Lynch's "Dune", with its many memorable scenes, lines, and rare-seen panache were so well-known that they are still so easily quotable. Everett McGill (Stilgar), can say anything to Patrick Stewart. He leads a counterattack, holds a pug, and shouts, "Long Live Duke Leto!"

It's not the same movie, however, and very few things will be as memorable. It is much more conversational and casual than the dialogue and, despite some great performances by Charlotte Rampling (Reverend Mother Mohiam), nothing really stood out.

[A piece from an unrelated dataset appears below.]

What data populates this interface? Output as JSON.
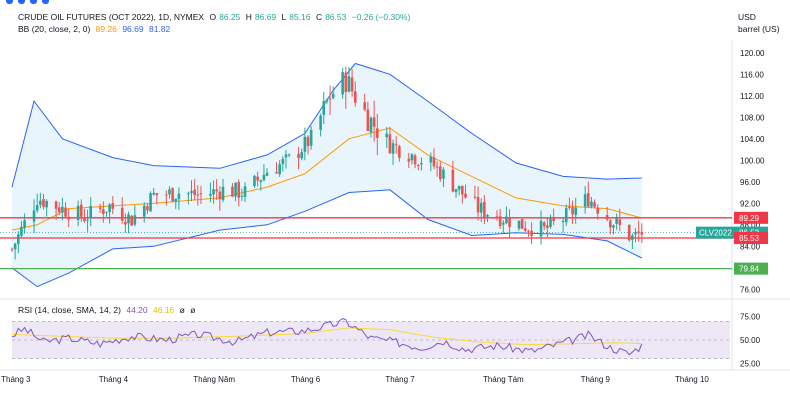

This movie, with a few minor exceptions, follows a similar story as Lynch's. However, it really skews after the Harkonnen attack against Arakeen. Sometimes it feels almost as if the movie was deliberately made to be different from the 1984 version. This makes it possible to enjoy both movies.

The 37-years of CGI progress have resulted in a little Muad'Dib or desert mouse, based on a kangaroo. Warner Bros. Image credit

It's easy to enjoy once you get past how "Harkonnen” is pronounced. The movie opens with a very interesting perspective. It is a great representation of our times. We hear Chani (Zendaya's) view of Arrakis' occupation and Fremen's hunted times. Villeneuve chose to give the set a more Middle East-inspired feel than Lynch's colonial aesthetic. Both work well, and the 2021 movie pays tribute to the source book since the book contains a lot of Persian influences.

"Dune" is a great movie, and it, like Lynch, has its ups as well as its downs. But is Villeneuve's best film so far? No. Without a doubt, that was Blade Runner 2049. This version of "Dune", could be even better. Could this be "Blade Runner 2049?" It's not. This is a great film. Denis Villeneuve has not put his stamp on the movie as much as his fans would like. This would be a school report. It would read, "We know Denis could do better, and while his work is still among the top in his class, but we believe he can achieve more."

The opening of "Dune" in the US has been reported at $40 million USD as of the writing. This is Denis Villeneuve's best opening in the US. It's a great achievement and there's no reason why part 2 shouldn't be allowed. Interestingly, "Dune", at $165m was $35 million less to make than "Jungle Cruise". Let that sink in.